AnkitAI's picture
Update README.md
cc1c66e verified
---
license: apache-2.0
tags:
- generated_from_trainer
- financial
- stocks
- sentiment
- sentiment-analysis
- financial-news
widget:
- text: The company's quarterly earnings surpassed all estimates, indicating strong growth.
datasets:
- financial_phrasebank
metrics:
- accuracy
model-index:
- name: AnkitAI/distilbert-base-uncased-financial-news-sentiment-analysis
results:
- task:
name: Text Classification
type: text-classification
dataset:
name: financial_phrasebank
type: financial_phrasebank
args: sentences_allagree
metrics:
- name: Accuracy
type: accuracy
value: 0.96688
language:
- en
base_model:
- distilbert/distilbert-base-uncased-finetuned-sst-2-english
pipeline_tag: text-classification
library_name: transformers
---
# DistilBERT Fine-Tuned for Financial Sentiment Analysis
## Model Description
This model is a fine-tuned version of [distilbert-base-uncased](https://huggingface.co/distilbert-base-uncased) specifically tailored for sentiment analysis in the financial domain. It has been trained on the [Financial PhraseBank](https://huggingface.co/datasets/financial_phrasebank) dataset to classify financial texts into three sentiment categories:
- Negative (label `0`)
- Neutral (label `1`)
- Positive (label `2`)
## Model Performance
The model was trained for 5 epochs and evaluated on a held-out test set constituting 20 of the dataset.
### Evaluation Metrics
| Epoch | Eval Loss | Eval Accuracy |
|-----------|---------------|-------------------|
| 1 | 0.2210 | 94.26% |
| 2 | 0.1997 | 95.81% |
| 3 | 0.1719 | 96.69% |
| 4 | 0.2073 | 96.03% |
| 5 | 0.1941 | **96.69%** |
### Training Metrics
- **Final Training Loss**: 0.0797
- **Total Training Time**: Approximately 3869 seconds (~1.07 hours)

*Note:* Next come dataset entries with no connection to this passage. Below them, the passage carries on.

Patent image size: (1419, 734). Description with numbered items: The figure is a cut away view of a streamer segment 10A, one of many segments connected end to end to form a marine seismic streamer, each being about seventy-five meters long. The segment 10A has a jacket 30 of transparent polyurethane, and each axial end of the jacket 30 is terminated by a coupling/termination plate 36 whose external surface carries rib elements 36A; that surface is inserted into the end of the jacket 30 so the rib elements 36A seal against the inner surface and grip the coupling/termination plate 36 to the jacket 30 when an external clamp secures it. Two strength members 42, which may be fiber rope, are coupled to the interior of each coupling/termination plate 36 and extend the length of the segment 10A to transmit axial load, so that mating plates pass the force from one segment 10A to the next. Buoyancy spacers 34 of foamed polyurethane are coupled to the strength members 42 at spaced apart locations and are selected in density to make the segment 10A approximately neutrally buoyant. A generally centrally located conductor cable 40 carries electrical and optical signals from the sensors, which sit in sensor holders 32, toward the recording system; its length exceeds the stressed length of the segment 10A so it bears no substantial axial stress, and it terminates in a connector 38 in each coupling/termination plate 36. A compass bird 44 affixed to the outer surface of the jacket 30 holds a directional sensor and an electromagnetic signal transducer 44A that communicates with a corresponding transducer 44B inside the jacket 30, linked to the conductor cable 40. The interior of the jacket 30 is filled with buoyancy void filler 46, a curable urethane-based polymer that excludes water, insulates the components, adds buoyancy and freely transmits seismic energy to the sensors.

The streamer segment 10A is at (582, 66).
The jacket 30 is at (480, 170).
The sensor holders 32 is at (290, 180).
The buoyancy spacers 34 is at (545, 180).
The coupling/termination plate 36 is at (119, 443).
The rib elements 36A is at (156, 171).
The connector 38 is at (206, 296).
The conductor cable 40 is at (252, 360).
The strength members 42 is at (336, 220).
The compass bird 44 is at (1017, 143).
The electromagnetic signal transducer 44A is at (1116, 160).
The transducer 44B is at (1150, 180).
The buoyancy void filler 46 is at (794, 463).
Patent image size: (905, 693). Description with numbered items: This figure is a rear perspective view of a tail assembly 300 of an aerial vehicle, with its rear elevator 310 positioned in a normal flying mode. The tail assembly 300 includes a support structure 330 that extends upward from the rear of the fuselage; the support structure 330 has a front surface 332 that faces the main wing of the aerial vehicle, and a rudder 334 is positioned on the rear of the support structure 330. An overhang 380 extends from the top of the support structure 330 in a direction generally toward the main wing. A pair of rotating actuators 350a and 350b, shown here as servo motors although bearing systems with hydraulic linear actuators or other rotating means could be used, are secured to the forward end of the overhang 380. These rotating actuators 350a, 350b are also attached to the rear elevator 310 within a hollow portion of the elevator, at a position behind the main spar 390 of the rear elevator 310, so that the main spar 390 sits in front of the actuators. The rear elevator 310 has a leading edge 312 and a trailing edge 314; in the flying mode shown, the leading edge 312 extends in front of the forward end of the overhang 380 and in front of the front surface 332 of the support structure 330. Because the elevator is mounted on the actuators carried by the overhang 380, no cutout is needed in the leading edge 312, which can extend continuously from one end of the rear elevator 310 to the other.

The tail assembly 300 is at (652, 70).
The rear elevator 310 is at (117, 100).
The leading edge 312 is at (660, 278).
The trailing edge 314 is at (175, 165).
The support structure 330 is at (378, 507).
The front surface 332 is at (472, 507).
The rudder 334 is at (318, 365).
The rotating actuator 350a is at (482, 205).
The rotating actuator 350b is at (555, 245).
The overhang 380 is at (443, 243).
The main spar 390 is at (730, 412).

- **Training Samples per Second**: 2.34
- **Training Steps per Second**: 0.147
## Training Procedure
### Data
- **Dataset**: [Financial PhraseBank](https://huggingface.co/datasets/financial_phrasebank)
- **Configuration**: `sentences_allagree` (sentences where all annotators agreed on the sentiment)
- **Dataset Size**: 2264 sentences
- **Data Split**: 80% training (1811 samples), 20% testing (453 samples)
### Model Configuration
- **Base Model**: [distilbert-base-uncased](https://huggingface.co/distilbert-base-uncased)
- **Number of Labels**: 3 (negative, neutral, positive)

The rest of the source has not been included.